1 Aug 2009
Having a good time may not be the highest priority in life but it sure beats hitting your thumb with a hammer. Sometimes, try as we might, having a good time is an elusive dream.
Recently, I and some good friends from our congregation developed a very highly sophisticated plan with the main objective of having a good time. Even my two daughters, my son and his family from Ohio got in on the plan. In fact, the only person not in on the plan was the Gracious Mistress of the Parsonage. With great deliberation, she was excluded from all of the planning. Excluding her from something either in the congregation or in the family takes a miracle in par with walking on water.
Normally, I do not like excluding people from having a good time and yet there comes a time when such action is in the best interest of everybody involved. The basic plan was a surprise birthday party for my wife. She was celebrating a milestone in her life and we wanted to make sure it would be one she would remember for a long time.

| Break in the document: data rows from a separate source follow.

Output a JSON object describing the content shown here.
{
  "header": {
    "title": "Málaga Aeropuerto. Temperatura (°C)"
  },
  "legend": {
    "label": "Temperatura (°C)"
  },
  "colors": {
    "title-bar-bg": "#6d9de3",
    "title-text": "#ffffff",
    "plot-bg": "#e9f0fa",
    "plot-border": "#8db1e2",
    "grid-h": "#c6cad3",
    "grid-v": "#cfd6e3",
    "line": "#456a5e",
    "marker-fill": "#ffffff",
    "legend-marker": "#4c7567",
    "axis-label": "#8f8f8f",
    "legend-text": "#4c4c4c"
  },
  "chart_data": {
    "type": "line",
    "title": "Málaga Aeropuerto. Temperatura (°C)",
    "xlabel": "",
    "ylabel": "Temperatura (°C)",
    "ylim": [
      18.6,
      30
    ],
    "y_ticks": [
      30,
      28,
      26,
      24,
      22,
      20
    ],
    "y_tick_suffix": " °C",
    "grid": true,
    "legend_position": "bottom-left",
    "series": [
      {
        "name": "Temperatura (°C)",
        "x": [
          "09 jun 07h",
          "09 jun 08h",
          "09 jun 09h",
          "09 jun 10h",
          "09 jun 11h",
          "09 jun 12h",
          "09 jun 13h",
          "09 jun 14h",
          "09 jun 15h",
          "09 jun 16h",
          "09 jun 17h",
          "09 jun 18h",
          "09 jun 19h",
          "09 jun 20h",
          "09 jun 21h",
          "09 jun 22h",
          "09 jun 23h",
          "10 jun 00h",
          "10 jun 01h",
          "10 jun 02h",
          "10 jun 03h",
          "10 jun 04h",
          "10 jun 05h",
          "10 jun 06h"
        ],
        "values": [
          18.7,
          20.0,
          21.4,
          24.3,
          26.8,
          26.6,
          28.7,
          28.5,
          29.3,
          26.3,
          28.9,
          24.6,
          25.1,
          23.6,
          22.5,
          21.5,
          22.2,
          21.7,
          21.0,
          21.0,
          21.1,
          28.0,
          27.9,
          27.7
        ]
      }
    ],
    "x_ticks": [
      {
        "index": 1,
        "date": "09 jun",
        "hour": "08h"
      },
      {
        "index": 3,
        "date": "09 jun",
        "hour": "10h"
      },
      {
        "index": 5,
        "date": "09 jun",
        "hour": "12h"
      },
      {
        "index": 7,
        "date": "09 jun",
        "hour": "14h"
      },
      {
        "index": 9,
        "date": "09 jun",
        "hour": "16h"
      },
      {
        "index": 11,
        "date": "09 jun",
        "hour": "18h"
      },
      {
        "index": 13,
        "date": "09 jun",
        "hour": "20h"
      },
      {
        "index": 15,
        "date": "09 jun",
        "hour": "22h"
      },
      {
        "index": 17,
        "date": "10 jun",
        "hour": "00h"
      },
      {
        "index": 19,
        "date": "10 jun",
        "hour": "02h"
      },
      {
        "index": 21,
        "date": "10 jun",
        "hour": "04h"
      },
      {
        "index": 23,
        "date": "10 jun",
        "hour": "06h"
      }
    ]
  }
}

There is nothing in our church or family of which she is not at the very center of the planning and preparation. Excluding her would take all of the deviousness of my children, our entire congregation and me. I never thought we could pull it off but I had underestimated the deviousness of my family and congregation.
The success of this plan depended upon the ability of everyone involved to lie through their teeth. Fortunately, everybody had teeth to lie through, either their own or ones purchased through some dental program.

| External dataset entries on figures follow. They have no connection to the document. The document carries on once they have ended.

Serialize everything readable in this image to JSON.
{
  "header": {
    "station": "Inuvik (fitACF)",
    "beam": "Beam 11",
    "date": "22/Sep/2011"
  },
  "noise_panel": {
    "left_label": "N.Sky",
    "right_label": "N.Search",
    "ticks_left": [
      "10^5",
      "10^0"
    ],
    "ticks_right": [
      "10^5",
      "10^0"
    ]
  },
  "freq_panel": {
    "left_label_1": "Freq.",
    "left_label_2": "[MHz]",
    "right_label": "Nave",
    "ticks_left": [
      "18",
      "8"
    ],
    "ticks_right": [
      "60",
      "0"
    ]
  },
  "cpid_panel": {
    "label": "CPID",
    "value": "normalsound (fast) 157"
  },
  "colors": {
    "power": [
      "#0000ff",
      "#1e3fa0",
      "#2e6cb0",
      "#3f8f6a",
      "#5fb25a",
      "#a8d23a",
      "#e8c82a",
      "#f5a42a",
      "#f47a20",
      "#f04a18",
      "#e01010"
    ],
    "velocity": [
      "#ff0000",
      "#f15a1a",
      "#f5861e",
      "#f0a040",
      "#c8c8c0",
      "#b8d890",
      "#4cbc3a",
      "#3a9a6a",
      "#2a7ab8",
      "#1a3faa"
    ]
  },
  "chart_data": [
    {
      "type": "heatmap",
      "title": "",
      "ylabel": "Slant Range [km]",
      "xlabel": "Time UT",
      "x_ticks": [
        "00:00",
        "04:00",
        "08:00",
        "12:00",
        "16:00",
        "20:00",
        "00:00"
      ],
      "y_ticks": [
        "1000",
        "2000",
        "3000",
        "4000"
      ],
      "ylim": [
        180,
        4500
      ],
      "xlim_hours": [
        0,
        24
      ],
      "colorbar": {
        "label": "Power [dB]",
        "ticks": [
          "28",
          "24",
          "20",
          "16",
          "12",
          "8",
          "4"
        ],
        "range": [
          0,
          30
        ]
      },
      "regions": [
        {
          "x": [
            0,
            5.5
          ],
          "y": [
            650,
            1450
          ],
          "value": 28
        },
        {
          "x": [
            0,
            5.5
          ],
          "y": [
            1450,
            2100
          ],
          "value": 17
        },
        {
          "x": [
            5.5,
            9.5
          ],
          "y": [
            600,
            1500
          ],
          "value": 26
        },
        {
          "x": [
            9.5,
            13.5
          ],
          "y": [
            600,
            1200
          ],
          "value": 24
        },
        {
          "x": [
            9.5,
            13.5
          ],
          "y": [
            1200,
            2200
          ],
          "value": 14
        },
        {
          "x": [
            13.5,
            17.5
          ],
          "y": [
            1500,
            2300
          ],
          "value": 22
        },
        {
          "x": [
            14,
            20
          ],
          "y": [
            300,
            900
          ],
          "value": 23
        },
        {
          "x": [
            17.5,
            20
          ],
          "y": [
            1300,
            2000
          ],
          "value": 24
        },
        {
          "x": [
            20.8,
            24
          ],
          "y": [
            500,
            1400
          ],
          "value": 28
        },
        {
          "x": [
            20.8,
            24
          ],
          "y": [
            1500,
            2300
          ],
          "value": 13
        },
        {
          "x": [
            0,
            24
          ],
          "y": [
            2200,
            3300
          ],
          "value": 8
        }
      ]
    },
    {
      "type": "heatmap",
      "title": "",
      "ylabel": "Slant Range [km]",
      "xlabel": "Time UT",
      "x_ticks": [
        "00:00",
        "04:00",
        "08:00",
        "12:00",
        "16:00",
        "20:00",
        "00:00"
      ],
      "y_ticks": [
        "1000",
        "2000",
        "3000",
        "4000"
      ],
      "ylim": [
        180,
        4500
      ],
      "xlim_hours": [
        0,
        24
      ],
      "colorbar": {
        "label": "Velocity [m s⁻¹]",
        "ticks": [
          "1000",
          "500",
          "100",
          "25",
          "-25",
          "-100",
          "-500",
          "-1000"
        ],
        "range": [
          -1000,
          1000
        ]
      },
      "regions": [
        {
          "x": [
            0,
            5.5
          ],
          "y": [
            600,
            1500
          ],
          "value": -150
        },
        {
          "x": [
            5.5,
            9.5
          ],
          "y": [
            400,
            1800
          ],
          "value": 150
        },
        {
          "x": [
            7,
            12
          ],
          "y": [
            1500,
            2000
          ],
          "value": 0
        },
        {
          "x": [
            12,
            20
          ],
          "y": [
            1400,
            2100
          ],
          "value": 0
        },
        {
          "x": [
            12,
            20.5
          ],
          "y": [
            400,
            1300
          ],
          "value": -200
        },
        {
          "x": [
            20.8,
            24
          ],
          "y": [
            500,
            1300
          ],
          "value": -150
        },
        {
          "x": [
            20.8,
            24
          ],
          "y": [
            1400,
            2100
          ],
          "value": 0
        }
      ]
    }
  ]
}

The basic ruse that we used was a retirement party for one of the men in the congregation. If we tried planning a party without involving my wife, it would have been a disaster. She has a nose that can smell something five months away. So, it was a retirement party in full swing and for the last few weeks, all anybody talked about was the alleged retirement party.
For a month leading up to the party my wife kept asking me, "What do you get someone who is retiring?" She never suspected a thing and the surprise element was at the top of our game. The reason it was so successful is that all of us were pretty good liars.
For example, the day before the party, I had to sneak to Tampa, which is about two hours away, then sneak back into town my son and his family without arousing the suspicion of you know who.
"What you have planned for today?" My wife queried that morning.
"Oh," I stammered trying to be very careful with my wording, "I got to go downtown and pay some bills."
"Will you be home for lunch?"
"No, I have a lot to do; I'll catch a bite of lunch downtown."
That was the end of it. Fortunately, it was a busy week for both of us and we were pretty much going in separate directions. It took two hours to drive to the Tampa airport, two hours back and one hour fooling around so whole trip would take five hours.
Halfway back from the airport my cell phone rang and it was my wife checking up on me.
"Where are you now?" She asked.
Lying is a very difficult thing to do. I never knew just how hard it was before, because when you tell one lie, it takes a half a dozen other lies to support the first lie.
Being a novice at this I simply said, "I'm finishing up my errands and will soon be home." All the time I am trying to keep four little children in the back seat quiet, so they would not spoil the surprise. When I hung up the cell phone, I sighed a deep sigh promising myself I would never lie again. It is just too plain hard to lie.
I successfully smuggled my son and his family into town and got them settled in their accommodations so that nobody would know they were in town. By nobody, I had only one person in mind. My two daughters knew about this and were eager, too eager, to help in the deception. I am wondering where they learned to lie so.
On the way from the Tampa airport, the grandchildren in the back seat did so many hilarious things that it was all I could do to keep from telling my wife about their antics while we were eating supper that night.
Finally, the time arrived for my wife and me to go to the "retirement party." I was never so anxious for a party to begin than this one. As soon as we opened the door everybody yelled, "Surprise, surprise and happy birthday."
She sure was surprised. But that was only the first surprise.
About a half-hour later, our son and his family from Ohio just happened to come through the front door and surprise her again.
This began a very delightful weekend celebrating someone's birthday.
After everything was over, I turned to my Bible and read, "Confess your faults one to another, and pray one for another, that ye may be healed. The effectual fervent prayer of a righteous man availeth much." (James 5:16 KJV).
Everyone has faults and confession is the only way to have a good time.